Lucia, predictably, solicits money from Albie in a roundabout way, implying that it’s the only thing that can save her from her violent pimp. Albie asks his father to wire Lucia fifty thousand euros; in exchange, Albie agrees to put in a good word for Dom with his mother, Dom’s angry ex-wife. “I’ll tell her how sorry you are. . . . and how it seems like you’ve really changed—yada yada,” Albie promises, without much conviction; Dom, he says, should consider the money a “karmic payment” for all the hurt that he has caused his wife, his family, and maybe women in general. Giving your college-age son fifty grand to help out a prostitute might not be the most obvious form of making amends to your wife (and Dom’s main objection to the gambit seems to be animated not by any moral qualms but by the suspicion that Albie is Lucia’s “mark”). In the end, though, the deal seems to work: Dom calls his ex-wife, who agrees to talk to him when he’s back, and resolution appears close at hand. At the airport, however, we see his head—and Albie’s, and Bert’s—swivel in the wake of a pretty young woman who is passing by. Clearly, becoming a changed man might be more challenging than it looks.

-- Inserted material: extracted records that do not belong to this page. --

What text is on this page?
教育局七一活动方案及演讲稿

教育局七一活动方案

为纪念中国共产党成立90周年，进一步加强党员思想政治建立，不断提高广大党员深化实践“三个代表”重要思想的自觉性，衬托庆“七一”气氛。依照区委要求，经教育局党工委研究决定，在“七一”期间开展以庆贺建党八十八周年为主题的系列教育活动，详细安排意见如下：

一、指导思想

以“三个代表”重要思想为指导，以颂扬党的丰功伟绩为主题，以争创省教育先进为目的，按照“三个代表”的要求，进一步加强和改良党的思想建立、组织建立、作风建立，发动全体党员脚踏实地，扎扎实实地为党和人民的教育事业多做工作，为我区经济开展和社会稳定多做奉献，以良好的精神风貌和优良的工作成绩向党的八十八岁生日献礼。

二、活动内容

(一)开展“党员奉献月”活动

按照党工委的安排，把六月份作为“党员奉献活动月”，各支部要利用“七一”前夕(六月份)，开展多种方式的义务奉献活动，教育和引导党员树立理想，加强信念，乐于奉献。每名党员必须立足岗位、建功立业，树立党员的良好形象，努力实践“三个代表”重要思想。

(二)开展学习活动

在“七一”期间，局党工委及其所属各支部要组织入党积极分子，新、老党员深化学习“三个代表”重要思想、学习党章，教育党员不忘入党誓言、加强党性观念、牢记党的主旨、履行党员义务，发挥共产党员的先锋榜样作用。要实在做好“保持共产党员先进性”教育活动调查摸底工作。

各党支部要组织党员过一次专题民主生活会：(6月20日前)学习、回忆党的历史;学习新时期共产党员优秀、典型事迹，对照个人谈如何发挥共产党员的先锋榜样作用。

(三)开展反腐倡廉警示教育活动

Tanya and Portia’s plotline is the most delightfully twisty of the lot. In the fifth episode, we discover that Jack is hiding a secret; Tanya catches him in bed with Quentin. (This leads to what is perhaps the best line of the show, uttered by Tanya, to a horrified Portia, in the season finale: “Well, he was kinda fucking his uncle.”) When Portia asks Jack about the nature of the relationship between himself and his “uncle,” he explains that Quentin helped him out when he was “in a fucking hole.” “No one’s perfect,” he continues. “Sometimes you do things you don’t wanna do.” Even though this credo rings true of Portia’s oft-demeaning experience of working for Tanya, the idea, once articulated, seems completely unpalatable to her. Her goal in life, she told Jack earlier in the episode, is to be “satisfied,” although she’s not sure if such a thing is possible. The fact that no one is ever satisfied—that everyone endlessly tries to get the most in exchange for the least—is not just her view but also White’s. (Portia’s effective abandonment of her boss in the finale and her choice not to alert anyone to Tanya’s disappearance also suggest that she is looking out for No. 1, and that she is perhaps the worst assistant in the history of the job.)